I wonder how they work these things out. The crew can't be on duty 24/7. Does a protagonist call up the producers and say "I'm going to break up with my boyfriend today - be there"? And how do they ensure the boyfriend's compliance? And did Heidi, an event planner, get a promotion and a trip to Las Vegas because her bosses thought her worthy or because the show did? Fairly obviously, it's all set up. This show may have started with the actual circumstances of its participants' lives, but it must now be proceeding according to a pre-arranged plan. Though one would like to know who does the arranging.

Like all "reality shows" The Hills is heavily edited: more, probably, than most dramas. It's even more artificial than the Survivor model, which at least sets a bunch of people a common challenge and lets them get on with it. But some of its borrowings from the genre are useful. Characters are meticulously identified, by name and function, every time they appear, an especially valuable aid on a show where nearly all the girls are blondes. The titles used to tell us, for example, that "Justin" was "Audrina's ex-boyfriend", though they acted so close that he seemed more like an ex-ex. And indeed he's now billed as "boyfriend." There have been times when I would have welcomed such assistance with The Wire and The Sopranos. By the way, though sleeping-together is taken for granted, The Hills is sexless. Friends and Dawson's Creek were Bacchanalian by comparison.

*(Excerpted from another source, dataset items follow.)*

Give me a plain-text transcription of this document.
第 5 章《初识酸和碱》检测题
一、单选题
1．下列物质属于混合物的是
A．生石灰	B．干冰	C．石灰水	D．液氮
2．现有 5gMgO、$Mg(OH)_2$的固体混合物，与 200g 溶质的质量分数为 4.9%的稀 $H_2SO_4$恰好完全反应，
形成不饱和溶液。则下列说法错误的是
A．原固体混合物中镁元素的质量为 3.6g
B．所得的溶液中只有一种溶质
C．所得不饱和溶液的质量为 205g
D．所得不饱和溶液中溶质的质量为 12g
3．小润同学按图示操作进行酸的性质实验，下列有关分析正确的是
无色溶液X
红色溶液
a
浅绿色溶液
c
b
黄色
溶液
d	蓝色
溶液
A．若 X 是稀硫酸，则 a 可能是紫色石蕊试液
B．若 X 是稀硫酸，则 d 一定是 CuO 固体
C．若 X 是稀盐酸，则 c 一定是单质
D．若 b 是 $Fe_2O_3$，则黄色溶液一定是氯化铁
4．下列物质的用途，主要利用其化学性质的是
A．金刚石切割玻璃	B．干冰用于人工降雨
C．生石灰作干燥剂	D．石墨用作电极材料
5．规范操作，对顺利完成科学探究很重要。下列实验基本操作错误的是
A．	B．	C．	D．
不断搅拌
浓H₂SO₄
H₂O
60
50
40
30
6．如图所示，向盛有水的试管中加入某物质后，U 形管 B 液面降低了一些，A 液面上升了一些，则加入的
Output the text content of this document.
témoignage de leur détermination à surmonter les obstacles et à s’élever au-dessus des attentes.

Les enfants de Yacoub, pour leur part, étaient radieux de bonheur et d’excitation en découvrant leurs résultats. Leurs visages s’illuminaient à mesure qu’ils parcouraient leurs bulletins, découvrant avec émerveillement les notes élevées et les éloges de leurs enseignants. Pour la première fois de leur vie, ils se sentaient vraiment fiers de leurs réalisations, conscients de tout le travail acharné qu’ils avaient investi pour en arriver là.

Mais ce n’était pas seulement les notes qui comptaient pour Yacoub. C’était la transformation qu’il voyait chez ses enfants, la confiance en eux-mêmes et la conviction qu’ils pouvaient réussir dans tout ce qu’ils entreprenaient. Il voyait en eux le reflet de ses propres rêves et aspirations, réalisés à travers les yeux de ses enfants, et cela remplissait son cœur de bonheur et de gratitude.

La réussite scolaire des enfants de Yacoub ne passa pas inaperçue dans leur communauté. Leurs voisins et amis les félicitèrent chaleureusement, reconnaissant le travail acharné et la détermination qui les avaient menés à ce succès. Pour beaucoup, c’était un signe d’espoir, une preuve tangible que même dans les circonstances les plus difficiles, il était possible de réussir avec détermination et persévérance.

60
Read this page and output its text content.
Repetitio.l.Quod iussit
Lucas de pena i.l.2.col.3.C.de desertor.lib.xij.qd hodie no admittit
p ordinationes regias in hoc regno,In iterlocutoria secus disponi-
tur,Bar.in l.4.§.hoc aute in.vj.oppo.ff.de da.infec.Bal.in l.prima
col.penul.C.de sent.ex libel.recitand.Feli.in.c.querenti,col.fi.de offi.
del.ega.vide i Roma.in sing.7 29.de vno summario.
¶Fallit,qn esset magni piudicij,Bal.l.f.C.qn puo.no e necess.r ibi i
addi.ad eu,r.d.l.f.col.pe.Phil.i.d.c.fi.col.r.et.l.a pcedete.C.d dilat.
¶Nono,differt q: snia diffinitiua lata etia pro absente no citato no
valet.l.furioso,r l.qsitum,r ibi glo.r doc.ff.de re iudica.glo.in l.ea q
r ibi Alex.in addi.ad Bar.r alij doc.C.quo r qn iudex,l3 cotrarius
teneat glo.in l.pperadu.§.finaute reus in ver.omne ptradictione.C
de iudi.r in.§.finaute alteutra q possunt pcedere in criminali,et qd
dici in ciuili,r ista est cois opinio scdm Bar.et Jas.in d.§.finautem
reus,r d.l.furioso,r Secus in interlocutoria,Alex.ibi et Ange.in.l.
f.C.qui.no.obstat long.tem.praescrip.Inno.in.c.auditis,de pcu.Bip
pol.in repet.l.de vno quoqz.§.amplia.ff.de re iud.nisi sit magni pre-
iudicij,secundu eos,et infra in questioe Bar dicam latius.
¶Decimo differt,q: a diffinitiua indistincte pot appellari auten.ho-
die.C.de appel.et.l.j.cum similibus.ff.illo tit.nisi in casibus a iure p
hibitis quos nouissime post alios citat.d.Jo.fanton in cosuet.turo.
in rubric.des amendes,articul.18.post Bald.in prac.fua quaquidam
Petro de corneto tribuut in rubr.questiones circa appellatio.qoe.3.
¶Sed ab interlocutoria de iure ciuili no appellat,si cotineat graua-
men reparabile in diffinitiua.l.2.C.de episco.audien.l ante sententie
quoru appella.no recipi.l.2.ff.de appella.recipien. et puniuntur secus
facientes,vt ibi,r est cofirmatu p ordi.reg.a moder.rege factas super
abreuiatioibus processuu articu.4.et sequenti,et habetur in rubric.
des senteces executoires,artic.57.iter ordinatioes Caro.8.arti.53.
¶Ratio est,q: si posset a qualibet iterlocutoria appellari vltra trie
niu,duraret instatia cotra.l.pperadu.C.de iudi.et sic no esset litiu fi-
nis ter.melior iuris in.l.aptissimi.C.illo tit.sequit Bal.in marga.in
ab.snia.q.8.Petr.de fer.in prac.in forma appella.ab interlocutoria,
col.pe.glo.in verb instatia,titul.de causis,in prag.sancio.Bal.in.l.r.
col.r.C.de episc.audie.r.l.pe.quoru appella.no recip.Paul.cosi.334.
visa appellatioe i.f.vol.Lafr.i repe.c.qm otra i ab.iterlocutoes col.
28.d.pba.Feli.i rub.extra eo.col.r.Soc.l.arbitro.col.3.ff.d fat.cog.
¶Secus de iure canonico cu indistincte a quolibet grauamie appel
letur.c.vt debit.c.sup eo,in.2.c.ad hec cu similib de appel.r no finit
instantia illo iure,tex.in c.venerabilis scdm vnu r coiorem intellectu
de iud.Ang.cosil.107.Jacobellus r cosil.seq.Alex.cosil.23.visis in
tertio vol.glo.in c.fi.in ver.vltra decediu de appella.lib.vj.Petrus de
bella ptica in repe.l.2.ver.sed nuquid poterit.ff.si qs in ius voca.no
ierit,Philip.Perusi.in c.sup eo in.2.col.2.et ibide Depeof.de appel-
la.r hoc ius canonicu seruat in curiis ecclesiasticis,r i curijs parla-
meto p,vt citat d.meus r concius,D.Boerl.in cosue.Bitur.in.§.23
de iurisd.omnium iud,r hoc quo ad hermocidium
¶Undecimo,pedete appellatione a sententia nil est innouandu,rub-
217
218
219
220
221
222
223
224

The show may be contrived, but it doesn't sound written. I doubt that any writer could come with dialogue so lame. Note I said "lame," not "bad." There is an accuracy about the uninspired and unfocused way these people speak. Most of us, most of the time, think and talk as narrowly and narcissistically as they do (though the Hollywood setting accentuates the narcissism) and we all think our own concerns all-important. Most of us, though, don't get to share those concerns with the viewing public. The folks who live on on The Hills do narcissism cubed.

Crazily, it works; as with all soaps of any competence, taken in sufficient quantities it becomes addictive, or at least easier to watch than to turn off. Some make higher claims for it. The real-life Spencer, who is making a real-life bundle from personal appearances, has been quoted as saying "like, how much work is reading from a script? We're improv TV personalities. That's way harder." Now one knows - or hopes - that there's more to acting than "reading from a script" (Spencer really should get out more). But it's true that most of us instinctively judge acting by how "real" it seems, and in that sense improvised performance or reality-show performance or the unskilled hybrid performances on The Hills are off to a standing start. But they also get boring quicker. A perfect match of style, form and content, The Hills is also the perfect definition of what people grow out of.